"I haven't made a student cry all year," said my colleague, and I said, "I could give you lessons."
I really don't intend to make students cry--and if I did, I'd be much more systematic, setting up specific quotas for each class (two weepers per week in freshman classes, for instance, and at least one full-blown existential crisis per semester for each student in the capstone). But think of the costs of mopping up all those emotional traumas--the tissues alone!
And besides, there are tears enough in the world; I don't feel any need to contribute to the deluge.
But it happens.
My job occasionally requires me to give students bad news--about their writing skills, the consequences of plagiarism, the odds that they'll be able to pass my class--and many respond stoically while others turn on the waterworks. I can work with a student who cries and then calms down and gets back to work on the problem, but a student who wants to cry her way to a better grade makes me want to scream.
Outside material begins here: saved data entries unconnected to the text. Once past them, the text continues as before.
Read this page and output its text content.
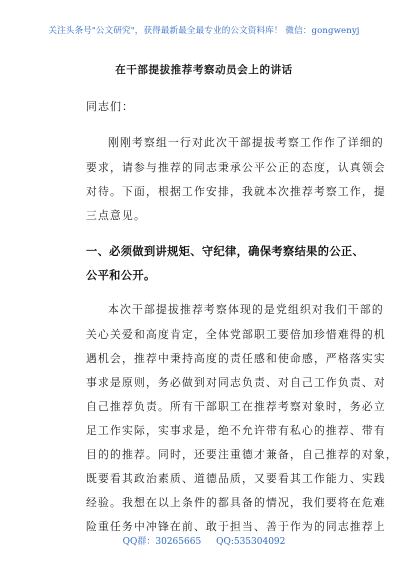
关注头条号"公文研究"，获得最新最全最专业的公文资料库！ 微信：gongwenyj
在干部提拔推荐考察动员会上的讲话
同志们：
刚刚考察组一行对此次干部提拔考察工作作了详细的
要求，请参与推荐的同志秉承公平公正的态度，认真领会
对待。下面，根据工作安排，我就本次推荐考察工作，提
三点意见。
一、必须做到讲规矩、守纪律，确保考察结果的公正、
公平和公开。
本次干部提拔推荐考察体现的是党组织对我们干部的
关心关爱和高度肯定，全体党部职工要倍加珍惜难得的机
遇机会，推荐中秉持高度的责任感和使命感，严格落实实
事求是原则，务必做到对同志负责、对自己工作负责、对
自己推荐负责。所有干部职工在推荐考察对象时，务必立
足工作实际，实事求是，绝不允许带有私心的推荐、带有
目的的推荐。同时，还要注重德才兼备，自己推荐的对象，
既要看其政治素质、道德品质，又要看其工作能力、实践
经验。我想在以上条件的都具备的情况，我们要将在危难
险重任务中冲锋在前、敢于担当、善于作为的同志推荐上
QQ群：30265665 QQ:535304092
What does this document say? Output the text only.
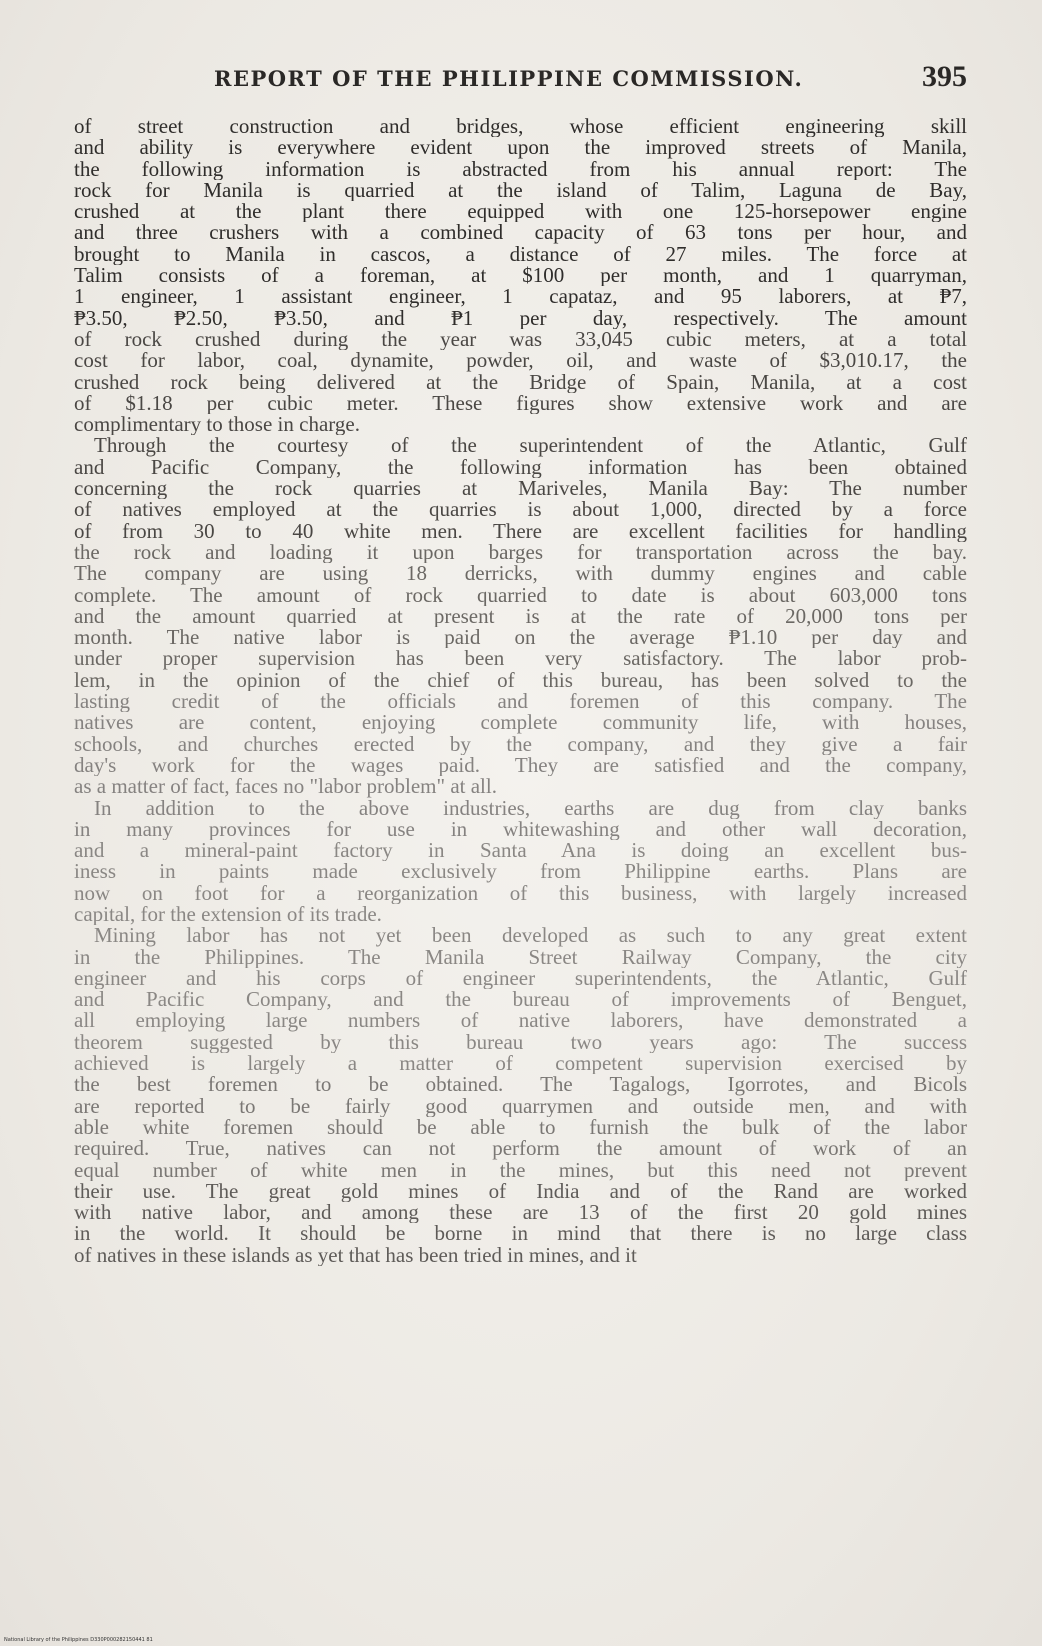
REPORT OF THE PHILIPPINE COMMISSION.	395
of street construction and bridges, whose efficient engineering skill
and ability is everywhere evident upon the improved streets of Manila,
the following information is abstracted from his annual report: The
rock for Manila is quarried at the island of Talim, Laguna de Bay,
crushed at the plant there equipped with one 125-horsepower engine
and three crushers with a combined capacity of 63 tons per hour, and
brought to Manila in cascos, a distance of 27 miles. The force at
Talim consists of a foreman, at $100 per month, and 1 quarryman,
1 engineer, 1 assistant engineer, 1 capataz, and 95 laborers, at ₱7,
₱3.50, ₱2.50, ₱3.50, and ₱1 per day, respectively. The amount
of rock crushed during the year was 33,045 cubic meters, at a total
cost for labor, coal, dynamite, powder, oil, and waste of $3,010.17, the
crushed rock being delivered at the Bridge of Spain, Manila, at a cost
of $1.18 per cubic meter. These figures show extensive work and are
complimentary to those in charge.
Through the courtesy of the superintendent of the Atlantic, Gulf
and Pacific Company, the following information has been obtained
concerning the rock quarries at Mariveles, Manila Bay: The number
of natives employed at the quarries is about 1,000, directed by a force
of from 30 to 40 white men. There are excellent facilities for handling
the rock and loading it upon barges for transportation across the bay.
The company are using 18 derricks, with dummy engines and cable
complete. The amount of rock quarried to date is about 603,000 tons
and the amount quarried at present is at the rate of 20,000 tons per
month. The native labor is paid on the average ₱1.10 per day and
under proper supervision has been very satisfactory. The labor prob-
lem, in the opinion of the chief of this bureau, has been solved to the
lasting credit of the officials and foremen of this company. The
natives are content, enjoying complete community life, with houses,
schools, and churches erected by the company, and they give a fair
day's work for the wages paid. They are satisfied and the company,
as a matter of fact, faces no "labor problem" at all.
In addition to the above industries, earths are dug from clay banks
in many provinces for use in whitewashing and other wall decoration,
and a mineral-paint factory in Santa Ana is doing an excellent bus-
iness in paints made exclusively from Philippine earths. Plans are
now on foot for a reorganization of this business, with largely increased
capital, for the extension of its trade.
Mining labor has not yet been developed as such to any great extent
in the Philippines. The Manila Street Railway Company, the city
engineer and his corps of engineer superintendents, the Atlantic, Gulf
and Pacific Company, and the bureau of improvements of Benguet,
all employing large numbers of native laborers, have demonstrated a
theorem suggested by this bureau two years ago: The success
achieved is largely a matter of competent supervision exercised by
the best foremen to be obtained. The Tagalogs, Igorrotes, and Bicols
are reported to be fairly good quarrymen and outside men, and with
able white foremen should be able to furnish the bulk of the labor
required. True, natives can not perform the amount of work of an
equal number of white men in the mines, but this need not prevent
their use. The great gold mines of India and of the Rand are worked
with native labor, and among these are 13 of the first 20 gold mines
in the world. It should be borne in mind that there is no large class
of natives in these islands as yet that has been tried in mines, and it
National Library of the Philippines D330P000282150441 81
And then I get the occasional super-sensitive student who cannot accept constructive criticism on drafts, who interprets the mildest critique as a personal attack worthy of a toddler-sized tantrum. I want to tell them not to cry over split infinitives but instead to realize that detailed attention to a draft is a rare and valuable gift, but it's hard to be heard through all the weeping and wailing and gnashing of teeth.
I'd love to declare my office a no-cry zone, but sometimes tears are a perfectly appropriate response--like when a student drives me to tears. (I wonder if they're trying to reach a quota? Is someone giving extra credit for making professors cry?)
2 comments:
I've found that if you give them chocolate right before the tears, it keeps tears from happening.
Excellent plan, except that I can't keep chocolate in my office. (Because I would eat it all.)